Large-scale genetic studies such as the Huntington’s GWAS “have revolutionized the way we identify the underlying genetic drivers of repeat expansion disorders,” CEO Bermingham stated in the news release about SHIELD HD. “Our targeted approach is based on results from these studies with our internal research providing insight into the central role the DDR mechanism plays in these diseases. Our approach has the potential to address a broad range of repeat disorders addressing unmet medical needs for hundreds of thousands of patients.”

 

As Bermingham stated in the BioBoss podcast, the potential now exists to treat large numbers of diseases with the same drug.

 

According to Dr. Antonijevic, the number of REDs is actually increasing: scientists are discovering new disease genes, and a growing number of existing disease genes are now known to undergo somatic instability. She believes that ranking them by number of affected people is not helpful, in part because for each diseased person there can be many more asymptomatic gene carriers.

 

For example, there are an estimated 41,000 HD-affected individuals in the U.S., and more than 200,000 at risk for having inherited the gene. Some 140,000 people in the U.S. suffer from myotonic dystrophy type 1, and, Dr. Antonijevic noted, additional people are at risk. Myotonic dystrophy type 1 symptoms include skeletal muscle weakness and myotonia (difficulty relaxing muscles after use), cardiac dysfunction, respiratory dysfunction, excessive daytime sleepiness, cataracts, and other abnormalities.

 

The focus on a one-drug-for-all approach distinguishes Triplet from other companies that have developed ASOs against a specific disease gene, she added.

 

Previously, scientists have sought a way to address energy loss in HD-affected brain cells and other disorders such as epilepsy as a possible path to a common drug to correct the problems in bioenergetics (click here and here to read more), but without success so far.

 

To further its strategy, on August 18 Triplet announced that it would take part in a large international natural history study of myotonic dystrophy type 1 aimed at deepening understanding of the disorder and developing therapies.

 

Rescuing neurons – and people

 

Despite the COVID-19 pandemic, SHIELD HD – the natural history study ­– is “definitely on schedule,” Antonijevic told me.

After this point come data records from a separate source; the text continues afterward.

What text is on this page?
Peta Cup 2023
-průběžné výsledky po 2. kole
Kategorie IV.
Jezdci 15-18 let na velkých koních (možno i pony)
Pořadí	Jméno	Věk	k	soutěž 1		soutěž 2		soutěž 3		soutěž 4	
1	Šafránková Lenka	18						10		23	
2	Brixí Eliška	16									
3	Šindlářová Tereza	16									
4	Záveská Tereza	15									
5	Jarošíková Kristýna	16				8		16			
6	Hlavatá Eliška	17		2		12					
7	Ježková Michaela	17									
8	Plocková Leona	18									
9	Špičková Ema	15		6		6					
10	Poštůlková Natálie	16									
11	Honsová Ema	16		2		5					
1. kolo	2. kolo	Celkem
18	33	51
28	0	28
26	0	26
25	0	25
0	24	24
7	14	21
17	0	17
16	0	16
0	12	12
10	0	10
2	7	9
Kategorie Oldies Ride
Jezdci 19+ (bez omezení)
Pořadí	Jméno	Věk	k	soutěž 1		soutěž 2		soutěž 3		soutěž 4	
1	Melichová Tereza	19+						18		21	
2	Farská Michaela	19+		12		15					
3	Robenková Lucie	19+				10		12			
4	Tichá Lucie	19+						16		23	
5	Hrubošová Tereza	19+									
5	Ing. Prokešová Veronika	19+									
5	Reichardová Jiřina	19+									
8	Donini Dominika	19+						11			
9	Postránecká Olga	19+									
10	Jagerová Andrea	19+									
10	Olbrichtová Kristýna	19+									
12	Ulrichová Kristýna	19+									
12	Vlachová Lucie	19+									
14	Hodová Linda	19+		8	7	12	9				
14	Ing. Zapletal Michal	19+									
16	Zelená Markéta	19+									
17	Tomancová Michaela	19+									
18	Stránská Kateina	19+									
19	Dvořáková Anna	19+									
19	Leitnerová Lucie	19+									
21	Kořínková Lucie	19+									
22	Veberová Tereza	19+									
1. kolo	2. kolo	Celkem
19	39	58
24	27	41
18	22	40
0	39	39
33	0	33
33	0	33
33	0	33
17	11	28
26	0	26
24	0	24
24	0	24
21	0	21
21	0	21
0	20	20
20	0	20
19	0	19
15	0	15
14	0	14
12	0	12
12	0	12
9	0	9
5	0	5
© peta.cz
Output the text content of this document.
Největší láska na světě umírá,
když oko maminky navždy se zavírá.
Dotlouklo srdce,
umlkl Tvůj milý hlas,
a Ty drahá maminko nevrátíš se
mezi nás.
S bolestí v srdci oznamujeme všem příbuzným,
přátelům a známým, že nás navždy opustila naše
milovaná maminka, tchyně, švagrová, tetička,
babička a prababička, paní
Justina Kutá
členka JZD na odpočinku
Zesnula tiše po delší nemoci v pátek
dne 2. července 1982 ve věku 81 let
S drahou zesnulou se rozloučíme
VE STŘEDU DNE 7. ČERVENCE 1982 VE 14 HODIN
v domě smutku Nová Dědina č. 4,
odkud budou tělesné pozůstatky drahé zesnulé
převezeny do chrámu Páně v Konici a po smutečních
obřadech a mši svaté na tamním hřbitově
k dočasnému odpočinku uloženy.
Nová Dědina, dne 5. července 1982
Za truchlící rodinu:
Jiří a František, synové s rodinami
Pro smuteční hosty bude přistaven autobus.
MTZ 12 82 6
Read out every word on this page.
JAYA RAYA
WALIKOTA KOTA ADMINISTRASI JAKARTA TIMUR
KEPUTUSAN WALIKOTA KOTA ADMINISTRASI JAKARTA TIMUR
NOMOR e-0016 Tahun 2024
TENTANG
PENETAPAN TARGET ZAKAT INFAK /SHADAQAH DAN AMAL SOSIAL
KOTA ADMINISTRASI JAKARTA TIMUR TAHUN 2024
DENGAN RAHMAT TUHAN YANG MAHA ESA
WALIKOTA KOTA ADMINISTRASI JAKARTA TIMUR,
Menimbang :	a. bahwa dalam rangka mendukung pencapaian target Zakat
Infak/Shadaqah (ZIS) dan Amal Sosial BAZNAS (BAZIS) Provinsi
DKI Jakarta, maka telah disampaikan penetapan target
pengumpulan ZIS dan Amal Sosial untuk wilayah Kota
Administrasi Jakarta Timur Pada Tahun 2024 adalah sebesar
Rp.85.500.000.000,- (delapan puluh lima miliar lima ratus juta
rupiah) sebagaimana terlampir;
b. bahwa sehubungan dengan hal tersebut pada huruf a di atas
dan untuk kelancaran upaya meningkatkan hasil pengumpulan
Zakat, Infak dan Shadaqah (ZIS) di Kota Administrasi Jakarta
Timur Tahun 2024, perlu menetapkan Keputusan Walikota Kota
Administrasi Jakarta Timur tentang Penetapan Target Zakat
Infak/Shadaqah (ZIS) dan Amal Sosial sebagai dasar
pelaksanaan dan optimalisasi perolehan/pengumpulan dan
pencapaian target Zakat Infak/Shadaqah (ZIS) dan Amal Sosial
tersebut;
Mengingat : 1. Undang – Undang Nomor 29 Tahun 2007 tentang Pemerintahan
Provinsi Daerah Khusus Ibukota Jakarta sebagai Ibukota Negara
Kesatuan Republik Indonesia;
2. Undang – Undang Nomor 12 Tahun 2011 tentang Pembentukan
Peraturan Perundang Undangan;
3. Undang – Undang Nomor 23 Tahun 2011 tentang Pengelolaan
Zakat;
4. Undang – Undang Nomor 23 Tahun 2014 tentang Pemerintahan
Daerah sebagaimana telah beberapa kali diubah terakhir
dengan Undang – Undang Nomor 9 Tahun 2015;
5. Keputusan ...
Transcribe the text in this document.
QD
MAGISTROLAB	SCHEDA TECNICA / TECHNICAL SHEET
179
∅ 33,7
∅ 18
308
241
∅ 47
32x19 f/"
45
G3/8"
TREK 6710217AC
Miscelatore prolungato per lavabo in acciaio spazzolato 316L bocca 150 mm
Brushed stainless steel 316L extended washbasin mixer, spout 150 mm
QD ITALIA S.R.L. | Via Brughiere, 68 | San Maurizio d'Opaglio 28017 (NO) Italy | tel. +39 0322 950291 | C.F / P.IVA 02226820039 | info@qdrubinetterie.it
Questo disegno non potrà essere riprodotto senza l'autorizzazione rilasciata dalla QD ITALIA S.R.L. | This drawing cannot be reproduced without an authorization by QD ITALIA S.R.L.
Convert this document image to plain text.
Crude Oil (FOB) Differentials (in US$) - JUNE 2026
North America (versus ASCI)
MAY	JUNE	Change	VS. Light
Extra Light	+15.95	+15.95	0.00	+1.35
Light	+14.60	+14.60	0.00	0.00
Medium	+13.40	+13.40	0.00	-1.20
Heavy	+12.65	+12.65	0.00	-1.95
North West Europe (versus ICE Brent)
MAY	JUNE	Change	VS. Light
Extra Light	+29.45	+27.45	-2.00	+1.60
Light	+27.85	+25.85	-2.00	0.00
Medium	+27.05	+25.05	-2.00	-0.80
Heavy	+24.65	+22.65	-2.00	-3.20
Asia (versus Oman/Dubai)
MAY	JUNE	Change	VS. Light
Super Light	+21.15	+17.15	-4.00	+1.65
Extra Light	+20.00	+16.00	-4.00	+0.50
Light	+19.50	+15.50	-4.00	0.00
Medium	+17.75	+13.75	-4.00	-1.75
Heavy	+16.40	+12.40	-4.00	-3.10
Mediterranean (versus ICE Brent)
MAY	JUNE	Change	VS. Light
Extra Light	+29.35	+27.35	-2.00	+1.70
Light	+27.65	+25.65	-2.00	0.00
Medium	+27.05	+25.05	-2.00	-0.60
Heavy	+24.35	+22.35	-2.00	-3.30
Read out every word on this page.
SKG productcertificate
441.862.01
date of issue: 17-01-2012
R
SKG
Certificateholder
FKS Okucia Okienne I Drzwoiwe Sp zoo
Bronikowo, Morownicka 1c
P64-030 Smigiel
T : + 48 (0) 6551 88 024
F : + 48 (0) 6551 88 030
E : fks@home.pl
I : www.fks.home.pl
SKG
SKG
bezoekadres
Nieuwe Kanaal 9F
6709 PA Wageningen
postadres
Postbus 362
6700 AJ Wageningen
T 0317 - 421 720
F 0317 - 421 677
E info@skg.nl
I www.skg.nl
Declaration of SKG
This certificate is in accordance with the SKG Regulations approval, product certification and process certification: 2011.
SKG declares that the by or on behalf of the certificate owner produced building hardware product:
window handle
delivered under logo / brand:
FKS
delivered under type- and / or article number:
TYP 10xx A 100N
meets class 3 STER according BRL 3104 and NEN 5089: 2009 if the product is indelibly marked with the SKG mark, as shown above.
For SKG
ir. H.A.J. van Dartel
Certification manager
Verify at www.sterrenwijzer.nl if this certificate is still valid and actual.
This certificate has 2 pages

Dr. Bettencourt said that Triplet plans to provide a report on its research, including SHIELD HD, at the 2021 HD Therapeutics Conference.

 

Triplet’s plan for a Phase 1/2 trial of TTX-3360 in 2021 is exciting news for the HD community and beyond – not just for individuals with diseases caused by repeat expansion disorders, but for the hundreds of thousands of asymptomatic gene carriers (like me) fearful of their futures.

 

As Dr. Antonijevic said to Holder, “We think that, by intervening early, we could rescue more neurons and have ultimately hopefully a greater therapeutic benefit.”

 

The Triplet drug development program became possible because of the decades of research by scientists around the globe – and the participation of thousands of HD families in research studies.

 

A growing number of companies are competing to develop HD therapies. However, thanks to CHDI’s nonprofit role, academic researchers, and the overall ethos of the HD cause, researchers have collaborated in remarkable ways.

 

The HD community can take great comfort and pride in the hope that its efforts can potentially benefit so many other rare and neurological disease communities.

 

More than ever, #CureHD can become a dream fulfilled.